OMG Okay, so I won't try 'authentic Indian cuisine' again. And, no, not Native American 'Indian;' but back of a f*cking camel in hot ass India, Indian, red-dot on the forehead, towel turban wearing smelly horny men, Indian. (Don't go on Ryze if you're a woman and you don't want men Indian men to call you a Goddess. I mean, I KNOW that I am, but they don't need to tell a married woman that.)
On Friday, the family decided to see ICE AGE 2 (Diego RULZ!! Here kitty kitty... I even have a stuffie of him now!) As we were already 'out,' DH decided to 'try something new' and 'broaden our culinary horizons.' Out of town. A highway drive away from home. NOT a good idea for anyone who has suffered IBS symptoms. New food and highway travel are a recipe for disaster.
A new restaurant opened in nearby Swampland, MI. (about a 20 to 30 min drive from home) I'm not one to stray far outside my norm when it comes to eating; not if I want the food to stay where I put it, anyway. It's all about GASTRONOMIC DISTRESS, also known as gastroinestinal pyrotechnics, to put things mildly.
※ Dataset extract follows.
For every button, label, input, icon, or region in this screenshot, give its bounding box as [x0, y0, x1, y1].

The door opens, and we are met with high pitched pig-squealing bitches belly dancing on a TV screen mounted in the corner. Wonderful start. Thank gawd they have pretty clothes. I'd kill for a figure suitable to wear one of those outfits. Anway, nothing on the menu looked appetizing. Ironically, I have a talented tongue... a real proclivity for pronounciation (what did you think I was gonna say?? gutterminded people... LOL) And even though I could produce a fair imitation of their dialect, my guts couldn't process their damned food.
The pashawar naan was great, a flat bread with fruits and nuts baked in, but that's where the goodness stopped. The entrees were f*cking scary. Well, the rice wasn't, but DAMN the steaming sh*t in those bowls... Ew! I ordered some kind of lamb something... Put it this way, it smelled like an unwashed arab man's armpits and look like it had been forced through one of his orafices. WTF? Chunks of lamb, stewed, aldulterated in some tomatoe something pasty sh*t, with chunks of tomatoe, onion and green peppers. And, that's just what I could identify!
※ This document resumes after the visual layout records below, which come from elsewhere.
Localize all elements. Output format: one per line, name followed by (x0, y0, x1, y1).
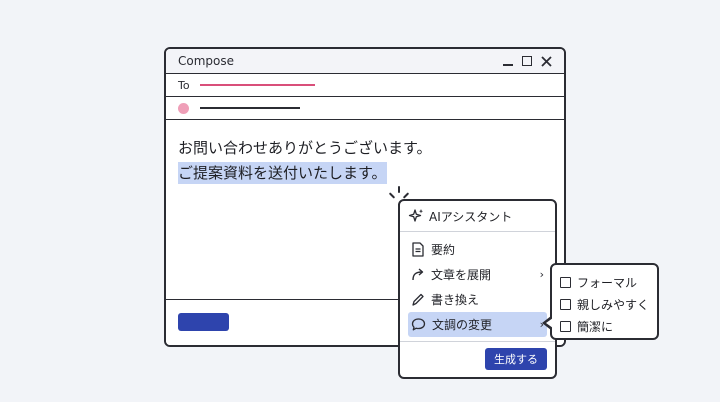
tone-option-label: フォーマル (577, 275, 638, 290)
to-field[interactable]: To (166, 74, 564, 97)
ai-assistant-menu: AIアシスタント 要約 文章を展開 › 書き換え 文調の変更 › 生成する (398, 199, 557, 379)
menu-item-label: 書き換え (431, 293, 480, 307)
ai-menu-title: AIアシスタント (429, 209, 513, 224)
tone-option-label: 簡潔に (577, 319, 614, 334)
checkbox[interactable] (560, 320, 571, 332)
window-title: Compose (178, 54, 235, 68)
avatar (178, 102, 189, 114)
subject-placeholder (200, 107, 300, 109)
menu-item-change-tone[interactable]: 文調の変更 › (408, 312, 547, 337)
document-icon (411, 242, 425, 257)
menu-item-rewrite[interactable]: 書き換え (408, 287, 547, 312)
menu-item-label: 要約 (431, 243, 456, 257)
checkbox[interactable] (560, 298, 571, 310)
to-label: To (178, 78, 190, 92)
submenu-pointer-fill (546, 318, 553, 328)
subject-field[interactable] (166, 97, 564, 120)
pencil-icon (411, 292, 425, 307)
tone-option-friendly[interactable]: 親しみやすく (552, 293, 657, 315)
generate-button[interactable]: 生成する (485, 348, 547, 370)
menu-item-expand[interactable]: 文章を展開 › (408, 262, 547, 287)
tone-option-concise[interactable]: 簡潔に (552, 315, 657, 337)
minimize-icon[interactable] (503, 64, 513, 66)
to-recipient-placeholder (200, 84, 315, 86)
tone-submenu: フォーマル 親しみやすく 簡潔に (550, 263, 659, 340)
sparkles-icon (408, 208, 424, 224)
tone-option-label: 親しみやすく (577, 297, 650, 312)
forward-arrow-icon (411, 267, 425, 282)
body-line-1: お問い合わせありがとうございます。 (178, 139, 432, 157)
menu-item-summarize[interactable]: 要約 (408, 237, 547, 262)
tone-option-formal[interactable]: フォーマル (552, 271, 657, 293)
close-icon[interactable] (541, 55, 552, 67)
speech-bubble-icon (411, 317, 426, 332)
ai-menu-list: 要約 文章を展開 › 書き換え 文調の変更 › (400, 232, 555, 337)
menu-item-label: 文章を展開 (431, 268, 492, 282)
checkbox[interactable] (560, 276, 571, 288)
chevron-right-icon: › (539, 268, 544, 281)
message-body[interactable]: お問い合わせありがとうございます。 ご提案資料を送付いたします。 (166, 120, 564, 186)
send-button[interactable] (178, 313, 229, 331)
divider (400, 341, 555, 343)
ai-menu-header: AIアシスタント (400, 201, 555, 232)
window-controls (503, 55, 552, 67)
title-bar: Compose (166, 49, 564, 74)
maximize-icon[interactable] (522, 56, 532, 66)
selected-text[interactable]: ご提案資料を送付いたします。 (178, 162, 387, 184)
menu-item-label: 文調の変更 (432, 318, 493, 332)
I masitcated as much as I could, which wasn't much at all. My guts kind of clamped, and began to gnarl as I sat. I tried a suck of mango shake. I hate mango. But I was desparate to wash that crap out of my mouth. By the time we left, I felt like I was going to explode, one way or another.
We flew through a Dollar Store to get some Immodium. I grabbed the wrong damn box!! I thought for sure I was going to DIE. I think at one point I wanted to. It was at then that I made my mind work. "Mind over matter," they say. I am very strong minded; some might say that I am damn stubborn... (shuttup, those of you who do) So, I decided to force that misery away. I'm okay... I'm tougher than this... I'm okay.
And I learned something. More than never to eat that sh*t again. If I can control those gut wrenching IBS syptoms, I can do anything I put my mind to.